In our integration solution, logic apps seem to be more of a fit since it is more flexible and more suitable for creating a backend application. And it can cost much less than the Copilot option. If you start everything from scratch, and if you choose the most basic plans in both solutions, they can cost head-to-head for around 3000 requests per month. Copilot has a monthly fee and free credits depending on the chosen billing, and costs per request are much cheaper in the Logic Apps option than the Copilot, but the app service plans required are more expensive per month.
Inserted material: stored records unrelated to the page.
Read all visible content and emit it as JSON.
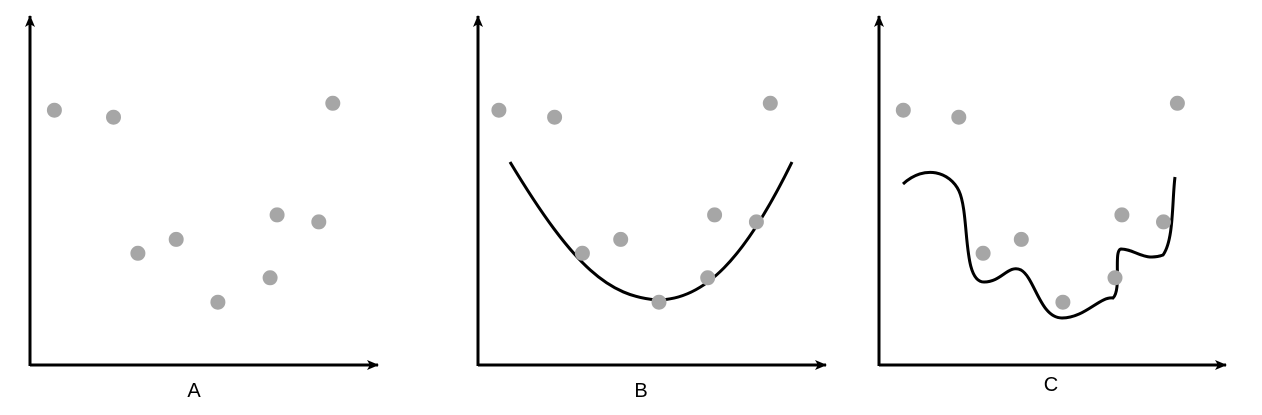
{
  "colors": {
    "axis": "#000000",
    "curve": "#000000",
    "point": "#a6a6a6",
    "background": "#ffffff"
  },
  "panels": [
    {
      "label": "A",
      "fit": "none",
      "points": [
        {
          "x": 0.07,
          "y": 0.73
        },
        {
          "x": 0.24,
          "y": 0.71
        },
        {
          "x": 0.31,
          "y": 0.32
        },
        {
          "x": 0.42,
          "y": 0.36
        },
        {
          "x": 0.54,
          "y": 0.18
        },
        {
          "x": 0.69,
          "y": 0.25
        },
        {
          "x": 0.71,
          "y": 0.43
        },
        {
          "x": 0.83,
          "y": 0.41
        },
        {
          "x": 0.87,
          "y": 0.75
        }
      ]
    },
    {
      "label": "B",
      "fit": "quadratic",
      "points": [
        {
          "x": 0.06,
          "y": 0.73
        },
        {
          "x": 0.22,
          "y": 0.71
        },
        {
          "x": 0.3,
          "y": 0.32
        },
        {
          "x": 0.41,
          "y": 0.36
        },
        {
          "x": 0.52,
          "y": 0.18
        },
        {
          "x": 0.66,
          "y": 0.25
        },
        {
          "x": 0.68,
          "y": 0.43
        },
        {
          "x": 0.8,
          "y": 0.41
        },
        {
          "x": 0.84,
          "y": 0.75
        }
      ]
    },
    {
      "label": "C",
      "fit": "interpolating",
      "points": [
        {
          "x": 0.07,
          "y": 0.73
        },
        {
          "x": 0.23,
          "y": 0.71
        },
        {
          "x": 0.3,
          "y": 0.32
        },
        {
          "x": 0.41,
          "y": 0.36
        },
        {
          "x": 0.53,
          "y": 0.18
        },
        {
          "x": 0.68,
          "y": 0.25
        },
        {
          "x": 0.7,
          "y": 0.43
        },
        {
          "x": 0.82,
          "y": 0.41
        },
        {
          "x": 0.86,
          "y": 0.75
        }
      ]
    }
  ]
}
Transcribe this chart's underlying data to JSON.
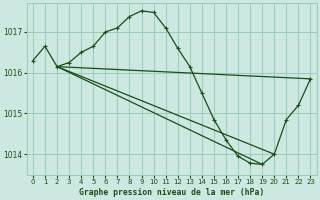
{
  "title": "Graphe pression niveau de la mer (hPa)",
  "bg_color": "#cce8e0",
  "grid_color": "#99ccbb",
  "line_color": "#1a4d1a",
  "ylim": [
    1013.5,
    1017.7
  ],
  "xlim": [
    -0.5,
    23.5
  ],
  "yticks": [
    1014,
    1015,
    1016,
    1017
  ],
  "xticks": [
    0,
    1,
    2,
    3,
    4,
    5,
    6,
    7,
    8,
    9,
    10,
    11,
    12,
    13,
    14,
    15,
    16,
    17,
    18,
    19,
    20,
    21,
    22,
    23
  ],
  "line_main": {
    "x": [
      0,
      1,
      2,
      3,
      4,
      5,
      6,
      7,
      8,
      9,
      10,
      11,
      12,
      13,
      14,
      15,
      16,
      17,
      18,
      19,
      20,
      21,
      22,
      23
    ],
    "y": [
      1016.3,
      1016.65,
      1016.15,
      1016.25,
      1016.5,
      1016.65,
      1017.0,
      1017.1,
      1017.38,
      1017.52,
      1017.48,
      1017.1,
      1016.6,
      1016.15,
      1015.5,
      1014.85,
      1014.35,
      1013.95,
      1013.78,
      1013.75,
      1014.0,
      1014.85,
      1015.2,
      1015.85
    ]
  },
  "line_flat": {
    "x": [
      2,
      23
    ],
    "y": [
      1016.15,
      1015.85
    ]
  },
  "line_diag1": {
    "x": [
      2,
      19
    ],
    "y": [
      1016.15,
      1013.75
    ]
  },
  "line_diag2": {
    "x": [
      2,
      20
    ],
    "y": [
      1016.15,
      1014.0
    ]
  }
}
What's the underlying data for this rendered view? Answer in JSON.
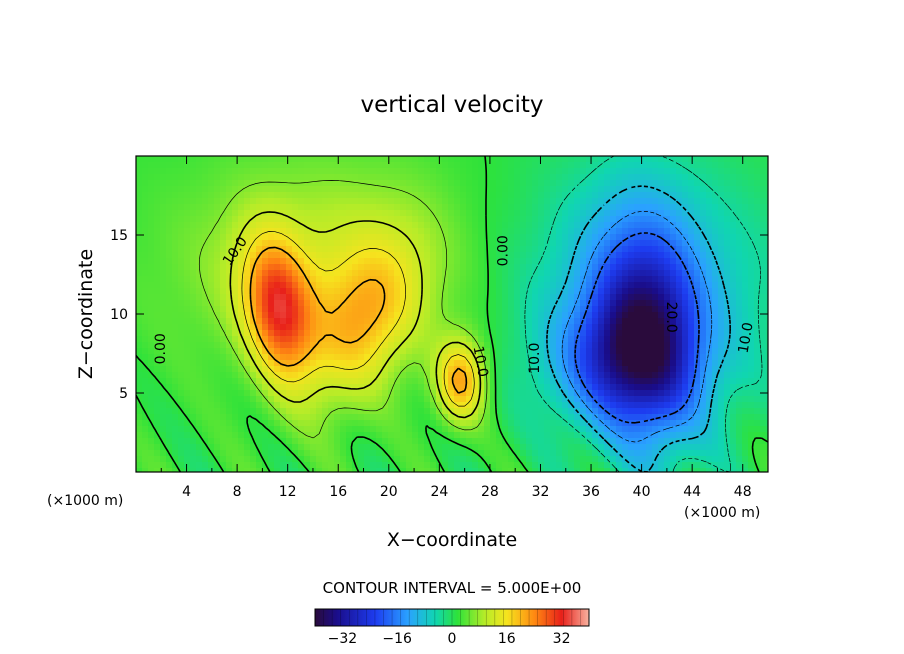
{
  "chart_data": {
    "type": "heatmap",
    "title": "vertical velocity",
    "xlabel": "X−coordinate",
    "ylabel": "Z−coordinate",
    "x_unit_left": "(×1000 m)",
    "x_unit_right": "(×1000 m)",
    "xlim": [
      0,
      50
    ],
    "ylim": [
      0,
      20
    ],
    "x_ticks": [
      "4",
      "8",
      "12",
      "16",
      "20",
      "24",
      "28",
      "32",
      "36",
      "40",
      "44",
      "48"
    ],
    "y_ticks": [
      "5",
      "10",
      "15"
    ],
    "contour_interval_text": "CONTOUR INTERVAL = 5.000E+00",
    "colorbar": {
      "range": [
        -40,
        40
      ],
      "tick_labels": [
        "−32",
        "−16",
        "0",
        "16",
        "32"
      ],
      "tick_values": [
        -32,
        -16,
        0,
        16,
        32
      ]
    },
    "contour_labels": [
      {
        "text": "10.0",
        "x": 7.8,
        "z": 14.0,
        "rotation": -55
      },
      {
        "text": "0.00",
        "x": 29.0,
        "z": 14.0,
        "rotation": -90
      },
      {
        "text": "0.00",
        "x": 1.9,
        "z": 7.8,
        "rotation": -90
      },
      {
        "text": "10.0",
        "x": 27.3,
        "z": 7.0,
        "rotation": 80
      },
      {
        "text": "10.0",
        "x": 31.5,
        "z": 7.2,
        "rotation": -90
      },
      {
        "text": "20.0",
        "x": 42.4,
        "z": 9.8,
        "rotation": 90
      },
      {
        "text": "10.0",
        "x": 48.2,
        "z": 8.5,
        "rotation": -80
      }
    ],
    "centers": [
      {
        "sign": 1,
        "x": 11.3,
        "z": 10.2,
        "amp": 26,
        "sx": 1.8,
        "sz": 3.2,
        "rot": 0.25
      },
      {
        "sign": 1,
        "x": 18.0,
        "z": 9.5,
        "amp": 15,
        "sx": 2.6,
        "sz": 4.0,
        "rot": -0.6
      },
      {
        "sign": 1,
        "x": 25.7,
        "z": 5.8,
        "amp": 21,
        "sx": 1.4,
        "sz": 1.9,
        "rot": 0.0
      },
      {
        "sign": 1,
        "x": 15.0,
        "z": 13.0,
        "amp": 10,
        "sx": 8.0,
        "sz": 4.5,
        "rot": 0.0
      },
      {
        "sign": -1,
        "x": 40.5,
        "z": 9.0,
        "amp": 26,
        "sx": 3.0,
        "sz": 5.0,
        "rot": 0.1
      },
      {
        "sign": -1,
        "x": 38.0,
        "z": 7.0,
        "amp": 14,
        "sx": 3.5,
        "sz": 2.6,
        "rot": 0.0
      },
      {
        "sign": -1,
        "x": 40.0,
        "z": 11.0,
        "amp": 10,
        "sx": 8.0,
        "sz": 6.0,
        "rot": 0.0
      }
    ]
  }
}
However, if you already have an app service plan and already have multiple logic apps in your subscription, or if you plan to create more logic apps like this, you will only be adding your agent loops to the already existing plans. Then, using your AI agents via logic apps becomes much more affordable than acquiring an extra Copilot option for you. So, customers having multiple existing enterprise integrations can benefit from stepping into AI agent flows using the Logic Apps agent loops option.

Estimated Copilot costs (per 3000 requests per month) with most basic options:

Estimated Azure costs (per 3000 requests per month) with the most basic app service plan and Azure OpenAI service:

Please be aware that these pricing estimations are rough and fluctuate continuously as these solutions evolve. Determining which option is more suitable for you requires too many parameters to take into consideration.